• Roche in Deutschland
  • English
  • Kontakt

Experten-Round-Table CxCa

Artikel aus Diagnostik im Dialog (Ausgabe 55)

www.roche.de/cxca-experten

[Gesundheitspolitik] Ende 2017 brachte Roche Diagnostics Deutschland fünf Experten aus der Gynäkologie, Pathologie und Labormedizin für einen interdisziplinären Austausch zum Thema Zervixkarzinom-Vorsorge an einen Tisch. Die entsprechenden Experteninterviews stehen online unter www.roche.de/cxca-experten zur Verfügung.

Dr. Erika Ober, niedergelassene Gynäkologin, Michelstadt: „Die Kommunikation zwischen Labor und Gynäkologe ist das A und O. Zusammenarbeiten heißt zusammen arbeiten.“
Dr. Ober setzt auf enge Zusammenarbeit mit Laboren, um unklare Testergebnisse diskutieren und abklären zu können. Ihr Einsendelabor muss einen für ein CxCa-Screening validierten, qualitativ hochwertigen Test verwenden.

Prof. Christian Dannecker, stellvertretender Direktor der Frauenklinik der MLU München: „Der Zusammenhang zwischen HPV und Gebärmutterhalskrebs ist die Erkenntnis eines Nobelpreisträgers. Es ist nur klug, diese Erkenntnis in der Vorsorge zu nutzen.“
Prof. Dannecker hält das 3-Jahres-Intervall für einen guten Kompromiss, da bei klinisch validierten HPV-Tests der negative Vorhersagewert sehr groß sei. Bei positivem Ergebnis bestünde in der Regel eine Sicherheitsspanne von 4 bis 6 Jahren, bis eine Krebsvorstufe entstehen kann. So ließe sich auch die Risikogruppe von Frauen über 50 Jahren, die im Vergleich zu jüngeren Frauen seltener zur Vorsorge gehen, besser ansprechen.

Prof. Wolfgang Kaminski, Facharzt für Laboratoriumsmedizin, Ingelheim: „HPV-Tests sind robust und verlässlich, sie können viel Gutes tun.“
Prof. Kaminski spricht im Interview über die Chancen und Ansprüche an HPV-Tests und an die Zusammenarbeit mit Laboren. Er hält einen PCR-basierten HPV-Test für robuster und verlässlicher als die fehlerbehaftete Pap-Methode. Ein besserer Austausch zwischen Labormedizinern und behandelnden Ärzten könne Fehlerquellen in der Präanalytik zusätzlich vermindern.

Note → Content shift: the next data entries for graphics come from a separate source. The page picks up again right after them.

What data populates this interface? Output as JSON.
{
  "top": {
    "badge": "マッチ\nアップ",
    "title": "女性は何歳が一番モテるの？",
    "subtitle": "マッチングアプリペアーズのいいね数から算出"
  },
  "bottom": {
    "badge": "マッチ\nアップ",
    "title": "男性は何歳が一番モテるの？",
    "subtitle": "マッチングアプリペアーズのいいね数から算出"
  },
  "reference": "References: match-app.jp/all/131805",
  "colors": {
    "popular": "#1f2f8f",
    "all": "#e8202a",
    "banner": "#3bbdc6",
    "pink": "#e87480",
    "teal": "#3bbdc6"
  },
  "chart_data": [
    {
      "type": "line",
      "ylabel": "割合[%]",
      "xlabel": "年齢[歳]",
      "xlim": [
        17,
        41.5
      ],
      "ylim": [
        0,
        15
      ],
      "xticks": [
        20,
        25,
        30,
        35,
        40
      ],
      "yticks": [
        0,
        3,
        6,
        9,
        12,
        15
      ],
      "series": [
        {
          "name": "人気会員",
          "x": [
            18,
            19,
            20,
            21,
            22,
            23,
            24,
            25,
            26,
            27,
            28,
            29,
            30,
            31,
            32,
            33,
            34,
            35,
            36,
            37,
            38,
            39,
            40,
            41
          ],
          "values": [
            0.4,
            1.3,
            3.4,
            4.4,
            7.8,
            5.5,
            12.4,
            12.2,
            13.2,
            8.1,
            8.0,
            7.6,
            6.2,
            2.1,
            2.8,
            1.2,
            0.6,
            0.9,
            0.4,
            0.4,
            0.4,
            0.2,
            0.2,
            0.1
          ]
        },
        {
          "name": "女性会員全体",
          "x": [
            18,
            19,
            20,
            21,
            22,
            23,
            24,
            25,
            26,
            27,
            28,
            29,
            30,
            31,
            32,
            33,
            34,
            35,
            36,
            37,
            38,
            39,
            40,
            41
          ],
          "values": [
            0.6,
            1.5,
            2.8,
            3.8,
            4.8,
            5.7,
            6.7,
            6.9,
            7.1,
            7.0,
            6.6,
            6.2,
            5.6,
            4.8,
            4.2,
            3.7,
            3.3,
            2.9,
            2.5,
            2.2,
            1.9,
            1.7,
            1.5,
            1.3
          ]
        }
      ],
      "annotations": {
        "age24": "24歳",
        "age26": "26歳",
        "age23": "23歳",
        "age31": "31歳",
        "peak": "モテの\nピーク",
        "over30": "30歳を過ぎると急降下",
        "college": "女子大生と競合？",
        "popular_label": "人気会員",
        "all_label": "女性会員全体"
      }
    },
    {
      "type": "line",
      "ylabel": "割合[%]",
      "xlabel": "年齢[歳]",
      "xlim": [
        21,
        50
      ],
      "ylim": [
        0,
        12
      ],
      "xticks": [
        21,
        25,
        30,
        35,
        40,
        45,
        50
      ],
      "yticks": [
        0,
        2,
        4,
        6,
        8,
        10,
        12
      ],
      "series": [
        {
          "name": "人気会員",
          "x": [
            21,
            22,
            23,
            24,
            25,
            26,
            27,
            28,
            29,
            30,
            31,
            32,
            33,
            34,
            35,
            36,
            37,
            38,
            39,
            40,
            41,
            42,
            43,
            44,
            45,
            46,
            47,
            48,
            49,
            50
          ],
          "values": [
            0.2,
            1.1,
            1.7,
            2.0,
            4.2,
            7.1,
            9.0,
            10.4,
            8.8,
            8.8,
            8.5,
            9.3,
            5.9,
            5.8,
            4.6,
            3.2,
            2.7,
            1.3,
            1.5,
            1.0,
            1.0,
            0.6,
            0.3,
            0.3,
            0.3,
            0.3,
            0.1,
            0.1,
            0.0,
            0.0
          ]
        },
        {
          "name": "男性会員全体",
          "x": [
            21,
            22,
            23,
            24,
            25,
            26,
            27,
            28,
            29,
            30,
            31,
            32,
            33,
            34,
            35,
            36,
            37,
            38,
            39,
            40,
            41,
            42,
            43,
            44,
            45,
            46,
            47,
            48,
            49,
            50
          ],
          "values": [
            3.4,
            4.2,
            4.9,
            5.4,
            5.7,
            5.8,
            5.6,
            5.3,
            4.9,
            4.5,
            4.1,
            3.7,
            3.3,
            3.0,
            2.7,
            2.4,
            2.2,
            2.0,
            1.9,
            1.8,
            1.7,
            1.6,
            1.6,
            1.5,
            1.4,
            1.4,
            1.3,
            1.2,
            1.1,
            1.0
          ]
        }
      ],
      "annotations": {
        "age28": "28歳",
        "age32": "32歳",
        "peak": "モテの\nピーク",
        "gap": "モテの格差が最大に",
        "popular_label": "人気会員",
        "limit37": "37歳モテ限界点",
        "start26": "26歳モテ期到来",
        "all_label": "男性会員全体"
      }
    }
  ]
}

Dr. Bernd Prieshof, niedergelassener Gynäkologe mit zytologischem Labor und Dysplasie-Sprechstunde, Ravensburg: „Wir müssen weiter in die Qualitätssicherung investieren, zudem könnten in der Labordiagnostik zusätzliche Marker sicherlich hilfreich sein.“
Was tun bei auffälligen Pap- und HPV-Testergebnissen? Die meisten Patientinnen müssten laut Dr. Prieshof nicht direkt in die Dysplasie-Sprechstunde kommen. Er betrachtet die Testung der Biomarkerkombination p16/Ki-67 als wichtigen Teil der Diagnostik. Denn damit könne zwischen harmlosen und pathologischen Veränderungen unterschieden und so das Patientenmanagement erleichtert werden.

Prof. Katharina Tiemann, Fachärztin für Pathologie am Institut für Hämatopathologie, Hamburg: „Ich bespreche gerne eventuelle Probleme mit der Zytologie oder der Biopsie, denn hierzu sind wir Ärzte meiner Meinung nach verpflichtet.“
Prof. Tiemann sieht Zytologen und Pathologen in der Pflicht, kritische Befunde beim zuständigen Gynäkologen anzusprechen und gemeinsam ein Vorgehen zu entwickeln. Dadurch wird eine hochwertige Diagnostik für die Patientin gewährleistet. Zudem sollten Labore Empfehlungen für Gynäkologen aussprechen, die bei Unstimmigkeiten diskutiert werden. Auch sie hält bei unklaren Befunden die Testung auf p16/Ki-67 für sehr hilfreich.